La CPI enquête sur les crimes sexuels commis en Centrafrique en 2002 et 2003
Par AFP
La Cour pénale internationale (CPI) a annoncé mardi avoir ouvert pour la première fois une enquête sur des crimes sexuels, des viols en Centrafrique en 2002 et 2003, mais elle n'a pas nommé de suspect.
"C'est la première fois que le Procureur ouvre une enquête dans laquelle les allégations de crimes sexuels excèdent largement le nombre d'assassinats présumés", a précisé la CPI dans un communiqué.
"L'enquête ne vise aucun suspect en particulier à ce stade et sera guidée exclusivement par les preuves qui se feront jour", selon la CPI.
Plusieurs noms ont été cités dès 2004 par la justice centrafricaine, qui n'apparaissent pas dans les documents publiés mardi par la CPI, dont celui de l'ex-président Ange-Félix Patassé, du chef rebelle congolais Jean-Pierre Bemba, et de l'ex-gendarme français Paul Barril, qui avait organisé une garde rapprochée pour M. Patassé.
Le sénateur et ex-chef rebelle de RDC Jean-Pierre Bemba a nié mardi toute responsabilité dans des crimes commis à cette période en Centrafrique et affirmé qu'il avait à l'époque lui-même appelé l'ONU à une enquête, dans une déclaration à l'AFP.
"Je suis le premier à avoir demandé une enquête sur des allégations de viols et d'exactions qu'auraient pu commettre certains de mes hommes", a déclaré M. Bemba, joint par téléphone au Portugal, où il est actuellement en soins.
"Je n'ai jusqu'à aujourd'hui reçu aucune nouvelle des Nations unies, ni aucune preuve impliquant les troupes envoyées en Centrafrique en 2002", a-t-il précisé.
"Ma responsabilité est totalement dégagée dans cette affaire", a estimé M. Bemba, qui dirigeait à l'époque le MLC depuis Gbadolite (nord de l'Equateur). "Je n'étais pas en Centrafrique et si demain une enquête conclut à la responsabilité d'éléments du MLC, ils devront être poursuivis et condamnés comme le prévoit la loi", a-t-il ajouté.

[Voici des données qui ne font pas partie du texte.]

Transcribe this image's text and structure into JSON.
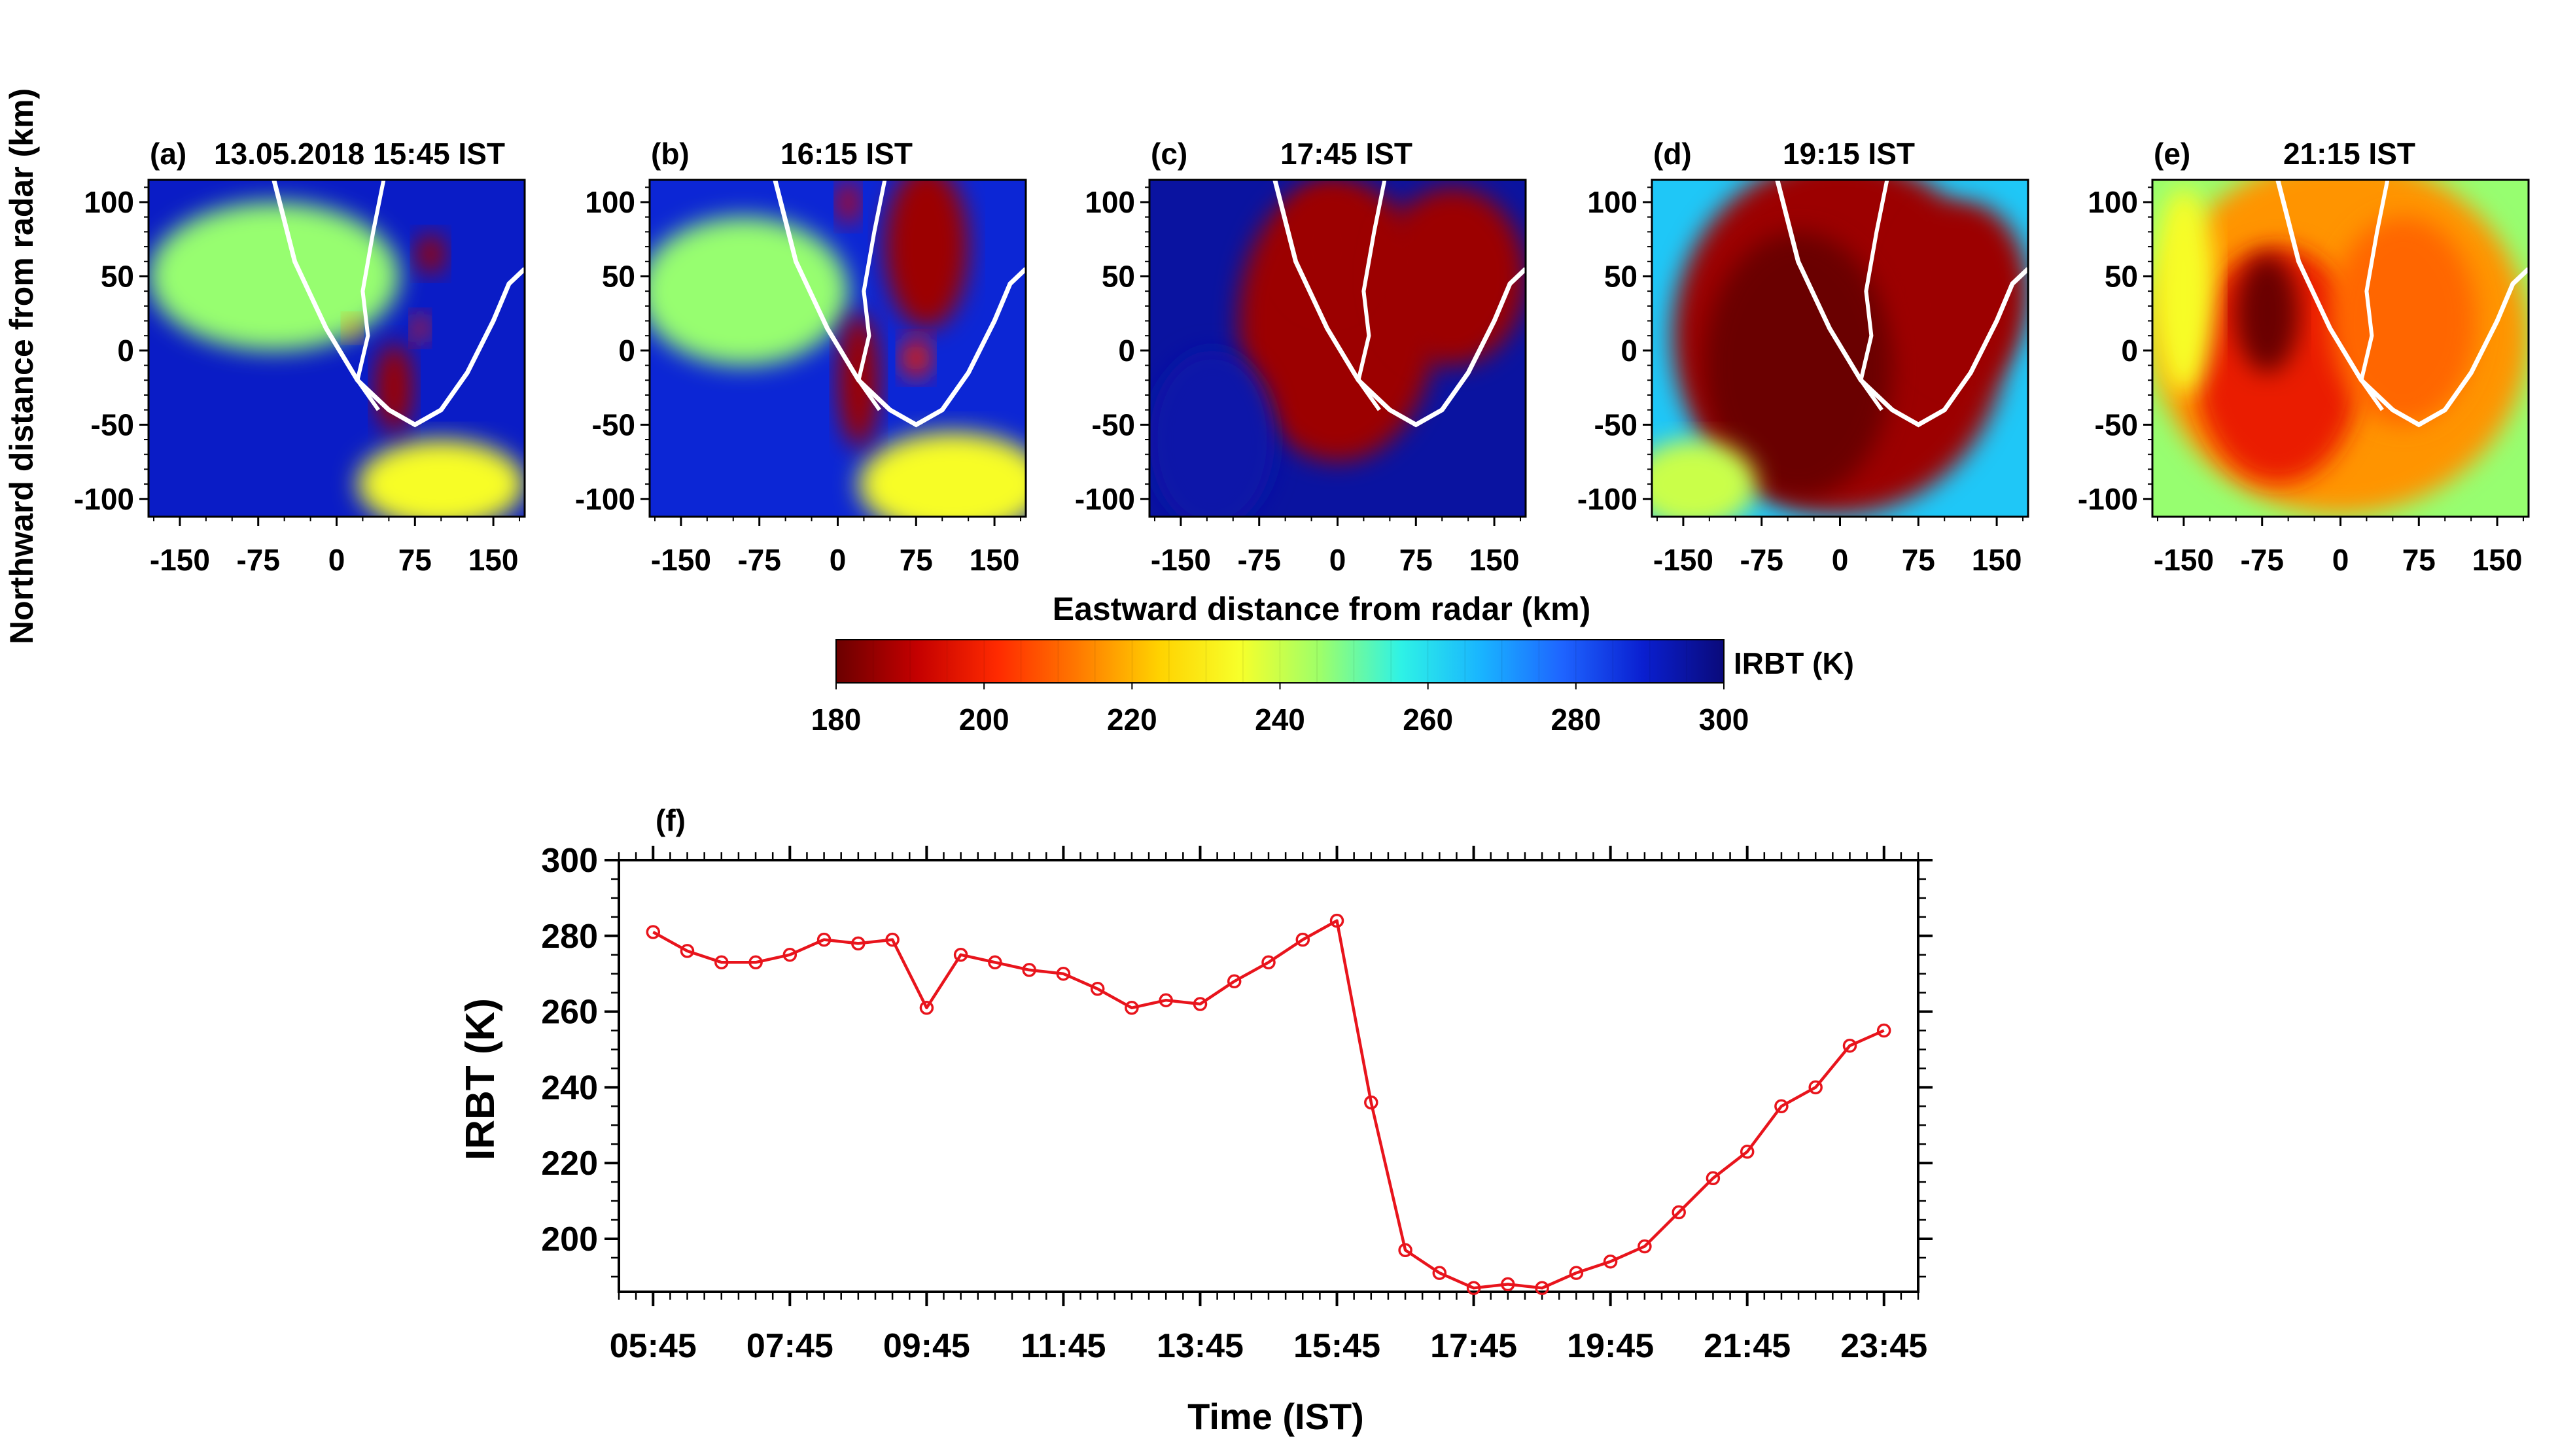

Pour mater la rébellion, M. Patassé avait notamment fait appel au MLC de M. Bemba, dont un millier d'hommes ont participé aux combats contre les troupes du général Bozizé.
Une fois la tentative de coup d'Etat matée, les "Congolais" ont fait régner la terreur, tuant, pillant et surtout violant.
Aucun bilan officiel n'a été révélé. L'Organisation pour la compassion et le développement des familles en détresse (Ocodefad) centrafricaine a récemment affirmé avoir recensé un total de 1.045 victimes, dont 480 femmes et fillettes violées
La CPI dit avoir identifier "au moins 600 victimes". "Les allégations de crimes sexuels sont précises et étayées", a expliqué le procureur Luis Moreno-Ocampo, cité par le communiqué. "Les renseignements dont nous disposons laissent à penser que des viols ont été commis en des proportions telles qu'il est impossible de les ignorer au regard du droit international".
"Nous allons mener notre propre enquête de façon indépendante, rassembler des preuves et poursuivre les principaux responsables", a précisé le procureur.
"Aux fins de dissuader de futures violences et de promouvoir une paix durable dans la région, notre devoir est de montrer que nul ne peut commettre des crimes à grande échelle en toute impunité", a encore déclaré M. Moreno-Ocampo.
La CPI est fondée à intervenir car le gouvernement centrafricain avait déferré la situation au Procureur, et la Cour de cassation a en 2004 confirmé que le système judiciaire national était dans l'incapacité de mener les procédures complexes nécessaires à l'enquête et aux poursuites concernant les crimes présumés.
Selon le Statut de Rome, qui a créé la CPI, la Cour n'intervient que dans les situations dans lesquelles les autorités judiciaires nationales ne peuvent ou ne veulent engager des procédures véritables.
Il s'agit de la quatrième enquête de la CPI, après celles lancées en République démocratique du Congo, en Ouganda et au Darfour.